Più le truppe russe avanzano e più la resistenza ucraina aumenta. Kiev ormai è una trincea a cielo aperto. Si scava anche con le mani per costruirsi rifugi e postazioni da cui contrastare il nemico. E soprattutto ci si organizza quartiere per quartiere, strada per strada. La guerra crea morte e distruzione ma anche resistenza, solidarietà e dignità, quella di un popolo che vuole mantenere la propria indipendenza. E che si prepara per contrastare il nemico.
Darnytsia è un quartiere che sta dall’altra parte della Capitale, lontano dagli uffici, dai palazzi governativi e dalle vie dello shopping. Proprio in questa zona ieri sera sono piovuti missili che hanno fatto morti e feriti, ma la gente non si chiude in casa e reagisce. Fiera. Mikhail ci accoglie con i suoi compagni di lotta. “Siamo fratelli, siamo uniti in un legame di sangue.

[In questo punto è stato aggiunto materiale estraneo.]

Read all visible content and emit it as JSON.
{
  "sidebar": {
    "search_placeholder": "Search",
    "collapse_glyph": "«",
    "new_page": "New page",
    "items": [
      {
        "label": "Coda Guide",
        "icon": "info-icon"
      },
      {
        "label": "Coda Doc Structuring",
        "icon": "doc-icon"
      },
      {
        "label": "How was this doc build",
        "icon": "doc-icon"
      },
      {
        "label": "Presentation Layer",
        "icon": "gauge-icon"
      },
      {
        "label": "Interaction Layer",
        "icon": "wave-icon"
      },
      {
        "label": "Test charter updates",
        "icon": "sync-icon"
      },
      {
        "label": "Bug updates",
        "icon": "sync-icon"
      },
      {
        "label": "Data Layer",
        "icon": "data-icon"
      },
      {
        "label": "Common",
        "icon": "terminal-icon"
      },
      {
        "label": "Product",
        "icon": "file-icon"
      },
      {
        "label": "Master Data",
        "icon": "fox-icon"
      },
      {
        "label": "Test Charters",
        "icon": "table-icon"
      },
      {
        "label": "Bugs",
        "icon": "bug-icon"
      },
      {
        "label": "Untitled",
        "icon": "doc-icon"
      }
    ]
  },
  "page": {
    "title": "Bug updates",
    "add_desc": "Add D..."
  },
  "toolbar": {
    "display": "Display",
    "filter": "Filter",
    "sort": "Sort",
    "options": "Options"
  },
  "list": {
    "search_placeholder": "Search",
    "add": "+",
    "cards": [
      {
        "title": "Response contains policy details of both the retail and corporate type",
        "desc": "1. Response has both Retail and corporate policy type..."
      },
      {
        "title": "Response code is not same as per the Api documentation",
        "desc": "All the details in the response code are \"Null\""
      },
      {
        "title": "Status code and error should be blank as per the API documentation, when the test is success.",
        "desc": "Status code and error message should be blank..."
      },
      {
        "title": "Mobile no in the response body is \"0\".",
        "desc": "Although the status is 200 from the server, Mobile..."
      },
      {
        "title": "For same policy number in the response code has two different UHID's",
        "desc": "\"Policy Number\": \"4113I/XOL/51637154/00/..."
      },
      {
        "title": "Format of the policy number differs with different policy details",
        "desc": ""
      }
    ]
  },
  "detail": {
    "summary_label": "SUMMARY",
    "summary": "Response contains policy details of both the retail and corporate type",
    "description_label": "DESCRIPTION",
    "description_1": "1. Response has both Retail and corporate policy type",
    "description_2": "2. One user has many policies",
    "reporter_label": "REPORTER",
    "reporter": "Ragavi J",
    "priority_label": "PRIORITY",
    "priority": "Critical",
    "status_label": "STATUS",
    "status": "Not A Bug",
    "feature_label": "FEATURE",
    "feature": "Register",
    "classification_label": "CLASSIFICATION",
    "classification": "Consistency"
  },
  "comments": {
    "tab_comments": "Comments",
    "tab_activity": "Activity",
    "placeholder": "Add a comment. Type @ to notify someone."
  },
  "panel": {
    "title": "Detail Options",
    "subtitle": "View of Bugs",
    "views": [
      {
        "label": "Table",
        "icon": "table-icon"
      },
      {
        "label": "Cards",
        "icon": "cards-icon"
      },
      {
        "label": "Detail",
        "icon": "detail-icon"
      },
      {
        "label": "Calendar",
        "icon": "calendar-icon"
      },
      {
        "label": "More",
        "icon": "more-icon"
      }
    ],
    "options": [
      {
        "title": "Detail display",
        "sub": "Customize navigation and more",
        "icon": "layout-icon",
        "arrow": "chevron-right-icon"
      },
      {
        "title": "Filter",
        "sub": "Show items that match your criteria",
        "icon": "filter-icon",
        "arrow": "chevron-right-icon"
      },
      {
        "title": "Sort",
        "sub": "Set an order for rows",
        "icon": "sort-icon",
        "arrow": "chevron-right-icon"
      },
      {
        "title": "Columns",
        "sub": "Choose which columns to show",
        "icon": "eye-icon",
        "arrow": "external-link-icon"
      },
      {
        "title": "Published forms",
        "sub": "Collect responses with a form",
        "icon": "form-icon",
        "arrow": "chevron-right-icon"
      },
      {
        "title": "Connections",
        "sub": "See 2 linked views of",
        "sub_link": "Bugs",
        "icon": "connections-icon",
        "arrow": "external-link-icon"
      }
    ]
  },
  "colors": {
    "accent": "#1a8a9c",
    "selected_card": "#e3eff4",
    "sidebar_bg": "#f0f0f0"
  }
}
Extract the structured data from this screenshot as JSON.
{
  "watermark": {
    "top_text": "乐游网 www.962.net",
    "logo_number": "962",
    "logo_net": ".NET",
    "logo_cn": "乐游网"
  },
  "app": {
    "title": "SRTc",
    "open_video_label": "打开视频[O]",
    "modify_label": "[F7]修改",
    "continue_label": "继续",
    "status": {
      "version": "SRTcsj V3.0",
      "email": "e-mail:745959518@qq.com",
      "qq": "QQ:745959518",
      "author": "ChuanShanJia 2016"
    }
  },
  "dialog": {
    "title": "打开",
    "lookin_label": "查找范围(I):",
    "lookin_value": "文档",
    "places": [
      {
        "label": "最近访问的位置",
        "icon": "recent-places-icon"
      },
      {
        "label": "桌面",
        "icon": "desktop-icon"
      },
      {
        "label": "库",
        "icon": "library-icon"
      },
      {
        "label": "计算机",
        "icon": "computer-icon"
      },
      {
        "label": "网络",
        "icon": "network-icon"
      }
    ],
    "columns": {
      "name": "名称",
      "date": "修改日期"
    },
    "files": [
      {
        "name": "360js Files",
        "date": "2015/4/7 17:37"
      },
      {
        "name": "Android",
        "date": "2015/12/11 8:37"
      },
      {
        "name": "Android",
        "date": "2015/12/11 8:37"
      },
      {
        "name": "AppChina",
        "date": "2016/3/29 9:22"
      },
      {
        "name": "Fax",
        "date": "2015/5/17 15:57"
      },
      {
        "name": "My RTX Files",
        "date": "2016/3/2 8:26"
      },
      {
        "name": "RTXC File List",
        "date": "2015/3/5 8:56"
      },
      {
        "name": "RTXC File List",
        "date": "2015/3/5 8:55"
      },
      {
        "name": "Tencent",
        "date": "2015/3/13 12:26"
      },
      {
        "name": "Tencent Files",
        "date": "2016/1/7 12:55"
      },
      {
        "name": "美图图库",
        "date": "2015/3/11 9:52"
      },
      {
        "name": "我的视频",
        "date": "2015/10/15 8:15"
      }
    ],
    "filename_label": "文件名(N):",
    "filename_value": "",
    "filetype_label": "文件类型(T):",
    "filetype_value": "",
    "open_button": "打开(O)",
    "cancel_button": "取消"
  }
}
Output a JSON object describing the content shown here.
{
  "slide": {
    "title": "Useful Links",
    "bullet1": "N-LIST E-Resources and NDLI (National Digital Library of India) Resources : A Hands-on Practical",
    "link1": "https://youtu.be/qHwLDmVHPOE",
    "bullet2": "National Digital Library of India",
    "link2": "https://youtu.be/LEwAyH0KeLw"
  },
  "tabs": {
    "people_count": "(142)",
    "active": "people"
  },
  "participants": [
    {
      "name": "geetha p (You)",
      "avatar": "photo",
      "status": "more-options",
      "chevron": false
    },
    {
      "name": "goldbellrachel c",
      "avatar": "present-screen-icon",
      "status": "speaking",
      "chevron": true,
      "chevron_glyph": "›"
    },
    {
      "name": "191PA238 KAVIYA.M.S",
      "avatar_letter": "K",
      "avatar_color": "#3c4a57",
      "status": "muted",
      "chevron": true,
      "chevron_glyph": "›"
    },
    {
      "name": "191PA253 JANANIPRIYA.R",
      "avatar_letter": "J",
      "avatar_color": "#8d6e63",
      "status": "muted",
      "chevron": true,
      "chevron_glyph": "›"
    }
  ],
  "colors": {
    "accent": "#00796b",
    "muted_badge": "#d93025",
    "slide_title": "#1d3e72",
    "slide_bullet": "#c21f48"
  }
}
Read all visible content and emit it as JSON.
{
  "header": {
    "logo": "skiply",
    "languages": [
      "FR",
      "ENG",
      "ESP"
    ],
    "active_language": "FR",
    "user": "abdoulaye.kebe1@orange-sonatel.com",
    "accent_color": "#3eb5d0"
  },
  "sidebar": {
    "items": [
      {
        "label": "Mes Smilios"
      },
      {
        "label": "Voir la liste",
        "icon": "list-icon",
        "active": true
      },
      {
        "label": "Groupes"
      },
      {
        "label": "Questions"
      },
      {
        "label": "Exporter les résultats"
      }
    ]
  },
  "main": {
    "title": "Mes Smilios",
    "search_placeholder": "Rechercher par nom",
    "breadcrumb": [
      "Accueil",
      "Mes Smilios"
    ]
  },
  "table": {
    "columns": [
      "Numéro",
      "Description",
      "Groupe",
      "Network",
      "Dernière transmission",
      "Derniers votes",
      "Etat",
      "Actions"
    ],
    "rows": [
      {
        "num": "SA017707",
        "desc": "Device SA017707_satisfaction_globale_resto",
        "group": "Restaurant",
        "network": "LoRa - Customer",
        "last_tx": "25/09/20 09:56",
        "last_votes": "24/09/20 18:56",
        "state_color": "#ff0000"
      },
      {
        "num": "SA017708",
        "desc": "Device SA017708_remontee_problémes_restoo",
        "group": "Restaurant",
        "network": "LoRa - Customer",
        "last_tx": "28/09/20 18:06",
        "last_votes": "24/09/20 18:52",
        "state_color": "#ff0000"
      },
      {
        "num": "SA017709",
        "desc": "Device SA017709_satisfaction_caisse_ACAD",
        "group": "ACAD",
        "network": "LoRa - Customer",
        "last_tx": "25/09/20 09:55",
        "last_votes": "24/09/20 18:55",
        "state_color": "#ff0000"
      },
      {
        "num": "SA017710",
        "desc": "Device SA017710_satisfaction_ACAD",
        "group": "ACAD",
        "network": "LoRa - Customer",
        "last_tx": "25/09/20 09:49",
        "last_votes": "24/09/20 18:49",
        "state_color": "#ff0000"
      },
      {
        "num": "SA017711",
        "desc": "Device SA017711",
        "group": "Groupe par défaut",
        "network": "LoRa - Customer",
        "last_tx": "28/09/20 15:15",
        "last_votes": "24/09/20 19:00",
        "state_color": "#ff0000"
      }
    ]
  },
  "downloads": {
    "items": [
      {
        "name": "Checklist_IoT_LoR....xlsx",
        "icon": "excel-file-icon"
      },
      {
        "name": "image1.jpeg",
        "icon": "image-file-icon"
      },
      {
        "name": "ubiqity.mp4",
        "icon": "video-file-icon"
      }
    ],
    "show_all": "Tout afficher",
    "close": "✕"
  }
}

Questa guerra è una vergogna ma ha fatto emergere lo spirito ucraino, il nostro amore per questa terra, per la nostra patria. Non saremo mai succubi dei russi, decideremo noi il nostro destino”. Il futuro, qui, è in mano loro e non solo delle bombe di Putin. “Ci troviamo ogni sera e fino a notte fonda costruiamo molotov. Stoffa, benzina, acetone. Qui nel quartiere vivono duemila persone e tutti quelli che sono rimasti collaborano. Abbiamo realizzato in pochi giorni oltre 500 ordigni. Una parte li abbiamo già portati al nostro esercito, gli altri sono qui per noi. Li useremo se i russi oseranno passare sotto le nostre case”.
Le molotov in costruzione sono sotto i nostri occhi, le altre sono già sui tetti degli edifici, pronte per l’uso. Chiediamo di andarci ma sono postazioni ed obiettivi sensibili e ci viene risposto di no. Ma sono su, nei piani alti, pronte per l’uso, e i comitati dei quartieri hanno già i loro compiti, gli ordini, le istruzioni. Arrivano donne, portano bottiglie e quanto serve per costruire gli ordigni. C’è un uomo deputato a sorvegliare la zona tutta la notte per evitare infiltrati. Mikhail (Misha) spiega che “la gente qui arriva a frotte per darci una mano. Non dobbiamo bussare le porte, non dobbiamo convincere nessuno. A questa guerra partigiana contro l’invasore vogliono partecipare tutti quelli che vivono qui. Non vogliamo Putin, vogliamo vivere in pace e combatteremo fino all’ultimo per la nostra libertà”.
L’atmosfera si fa tesa. Suona l’allarme. Un altro pesante bombardamento, nella zona di Brovary, causa altri morti. Non lontano Darnytsia ci sono attacchi. Fa buio, si avvicina l’ora del coprifuoco ma siamo ancora con loro, in strada, con la brigata di quartiere. Decidono di spostare le armi artigianali perché troppo in vista. “La situazione peggiora, meglio scegliere un luogo più appartato. Poco fa è toccato ai nostri fratelli di Kharkiv: sono stati attaccati in modo vigliacco, hanno puntato i missili contro le abitazioni civili. Ci sono state decine di morti e potrebbe capitare presto anche qui”. Ad un possibile negoziato non ci credono e per questo continuano ad armarsi, “perché il nemico potrebbe arrivare da un momento all’altro”.
Li seguiamo passo passo e poi decidiamo di rientrare in hotel, dall’altra parte del fiume, nella zona di Maidan. E’ tardi e il coprifuoco scatterà a breve. Ma i ponti sul Dnepr sono nuovamente chiusi per le esplosioni. Non ci resta che ritornare a Darnitsya, dai bombaroli. Che ci offrono ospitalità per la notte. La guerra partigiana è solidarietà, prima di tutto. E riconoscenza per l’appoggio che tutto il mondo sta offrendo all’Ucraina.